On Wed, Aug 16, 2023 at 01:40:41PM +0200, David Marchand wrote:
> On Wed, Aug 16, 2023 at 1:15 PM David Marchand
> <david.march...@redhat.com> wrote:
> >
> > On Wed, Aug 16, 2023 at 1:02 PM Bruce Richardson
> > <bruce.richard...@intel.com> wrote:
> > > These lines here seem to be exposing a bug in the mempool unit tests for
> > > shared builds, which is why we have a CI failure.
> > >
> > > The mempool unit tests use the mempool "create_empty" API, and then call
> > > the populate APIs to finish setting up the mempool. However, the
> > > create_empty API does not explicitly configure a particular set of mempool
> > > ops for the new mempool, leaving the ops field at 0. This means that 
> > > unless
> > > the app explicitly sets other ops, the mempool will use the ops from
> > > whatever driver registers itself first.
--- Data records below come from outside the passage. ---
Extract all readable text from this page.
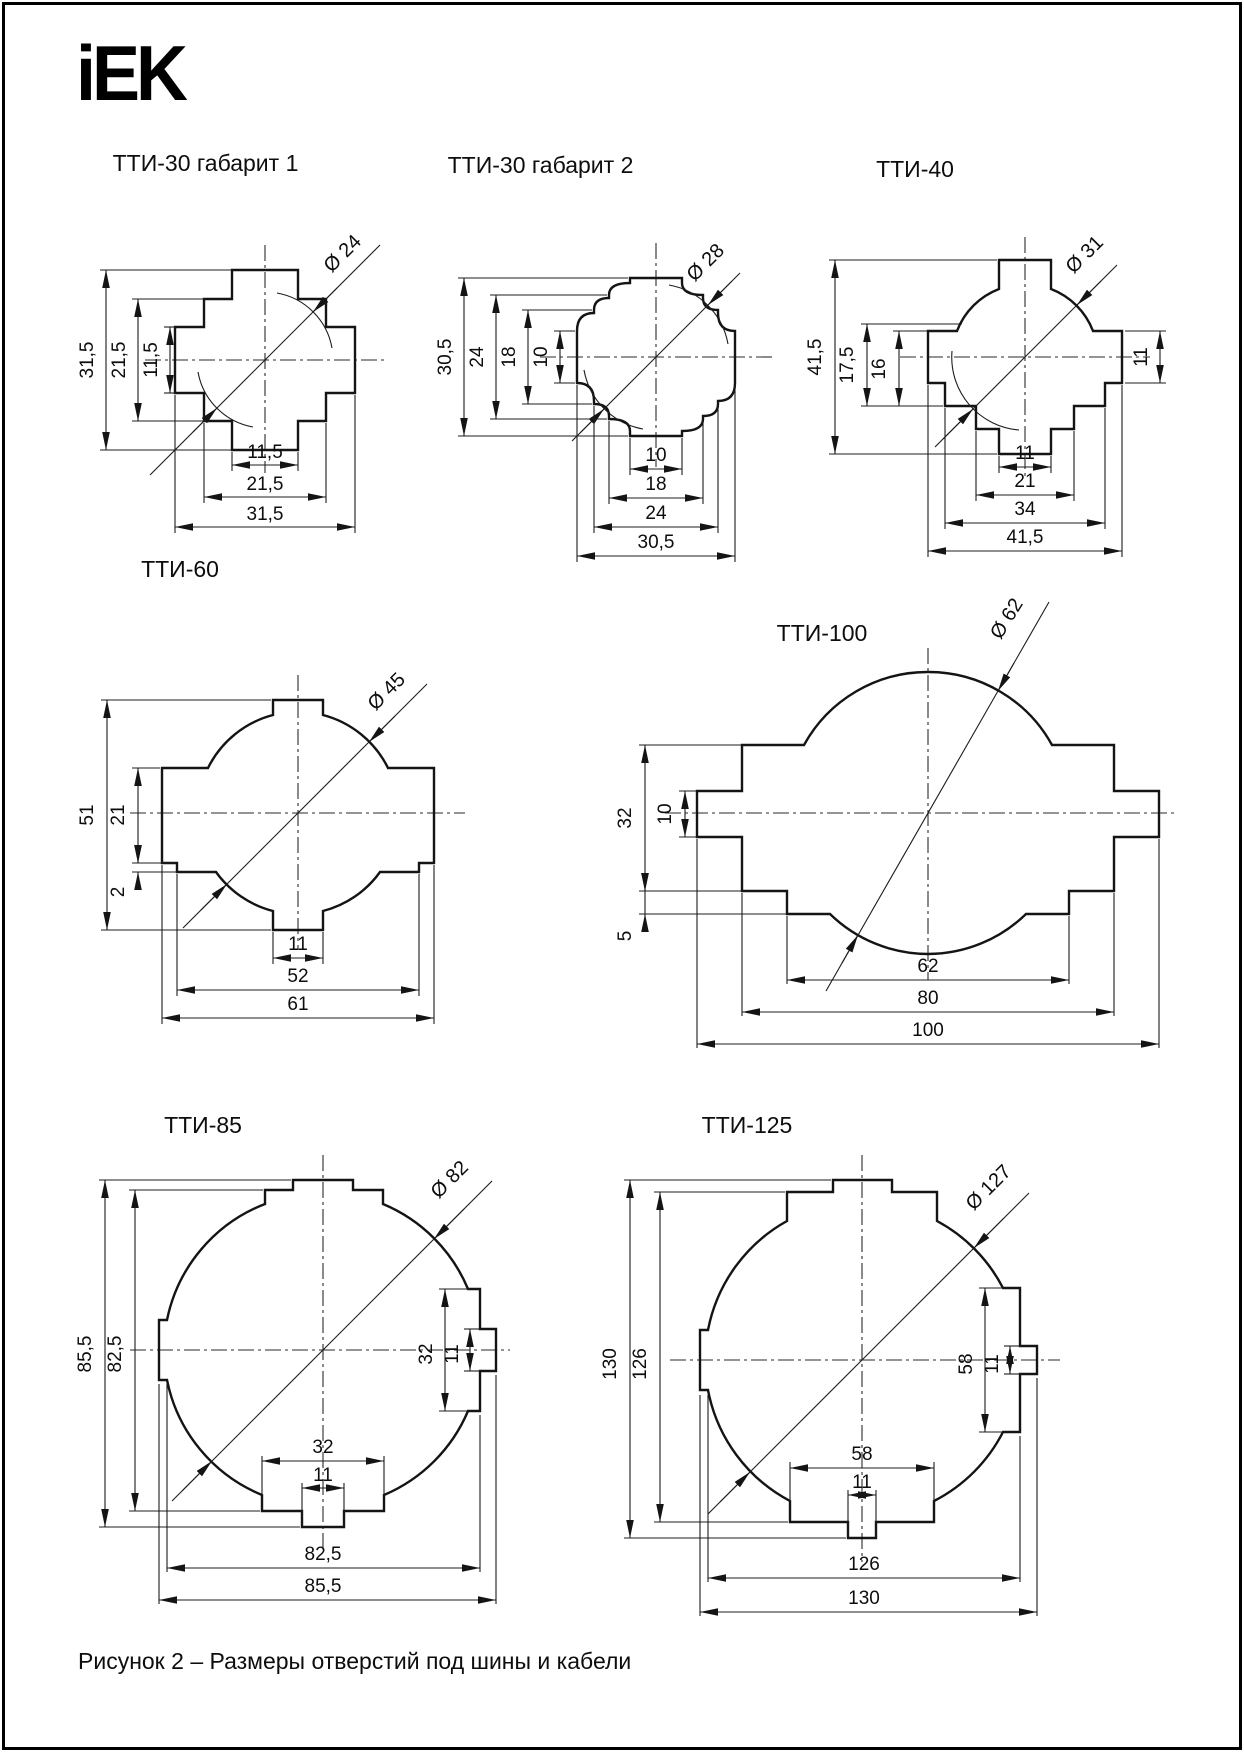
iEK
ТТИ-30 габарит 1	ТТИ-30 габарит 2	ТТИ-40
ТТИ-60
ТТИ-100
ТТИ-85	ТТИ-125
Ø 24
31,5 21,5 11,5
11,5
21,5
31,5
Ø 28
30,5 24 18 10
10
18
24
30,5
Ø 31
41,5 17,5 16
11
11
21
34
41,5
Ø 45
51 21
2
11
52
61
Ø 62
32 10
5
62
80
100
Ø 82
85,5 82,5	32 11
32
11
82,5
85,5
Ø 127
130 126	58 11
58
11
126
130
Рисунок 2 – Размеры отверстий под шины и кабели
This occurs even when the driver 
> > > is
> > > unsuitable, e.g. on my Intel system, the dpaa2 is first on the list,
> > > leading to failures in setting up and using the mempool.
> >
> > Hum, it sounds like a bug to me.
> > The dpaa2 driver should not be registered as the default (or here,
> > default platform) mempool.
> > Other mempool drivers ensure that required hw is available, I guess
> > dpaa2 is missing some check.
> 
> Ok, re-reading your last comment, I agree it looks like an issue in
> the unit test itself.
> Copying Olivier.
> 
No, I think it's not a bug in the test, but rather in the mempool.
Unfortunately, I think the concept of the "default" driver for mempools
seems to exist only when using the mbuf library to create mempools. Even
then, the default mempool is different from what the first entry in the
list is. That's the fundamental issue here, we are using the zero-eth entry
in the ops list, rather than a default one.